Can I protect a T-shirt design that has an acronym?

Its an Ohio acronym in which the words shape
into the state of Ohio.

Asked on December 18, 2017 under Business Law, Ohio

Answers:

SJZ, Member, New York Bar / FreeAdvice Contributing Attorney

Answered 3 years ago | Contributor

As long as the "Ohio acronym in which the words shape into the state of Ohio" is original to you, you can copyright the image-plus-acronym or any original graphics on the shirt.
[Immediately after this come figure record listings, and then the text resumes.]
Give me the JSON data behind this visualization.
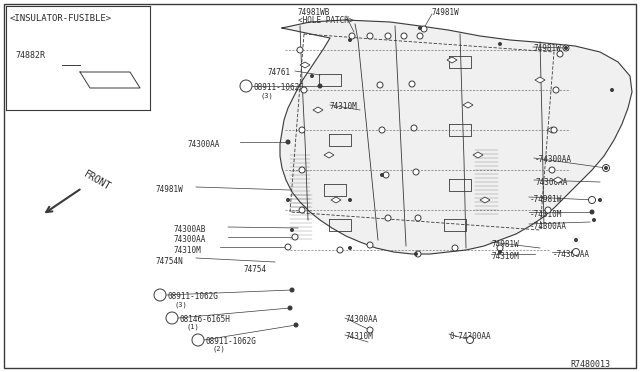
{
  "bg_color": "#ffffff",
  "lc": "#3a3a3a",
  "tc": "#2a2a2a",
  "diagram_number": "R7480013",
  "insulator_label": "<INSULATOR-FUSIBLE>",
  "part_74882R": "74882R",
  "front_arrow_label": "FRONT"
}
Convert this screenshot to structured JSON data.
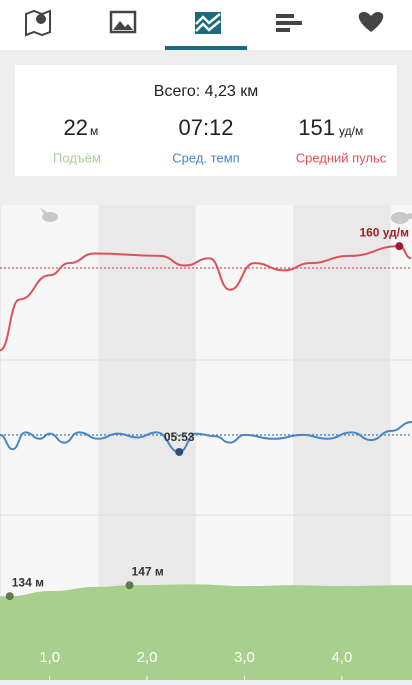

The protection will be somewhat narrow (mostly against very close adaptation or copying), since copyright is more easily worked around than other intellectual property protection, but it is still protection and it is inexpensive and easy to get--basically, just put the "c in a circle" copyright symbol next to it and, if you see anyone copying it, take steps (e.g. a cease and desist letter; lawsuit, if necessary) to stop them. (You have to actively protect copyright and other intellectual property.) Copyright is available for any original text and/or graphics.
If the image, etc. is distinctive and not similar to what anyone else has, you may be able to trademarke it, too, which is broader protection, but harder to get (more requirements than copyright) and which generally requires registration and therefore costs around $1,000 - $1,500 with legal help, though could apply yourself, without an attorney, and knock the cost down to around $350 - $400. The U.S. Patent and Trademark Office has good information on its website about trademarks and the process of applying for them. Note that you have to actually be using the would-be-trademark in commerce (i.e. selling the shirts) or about to, with a *final* design, before you can trademark.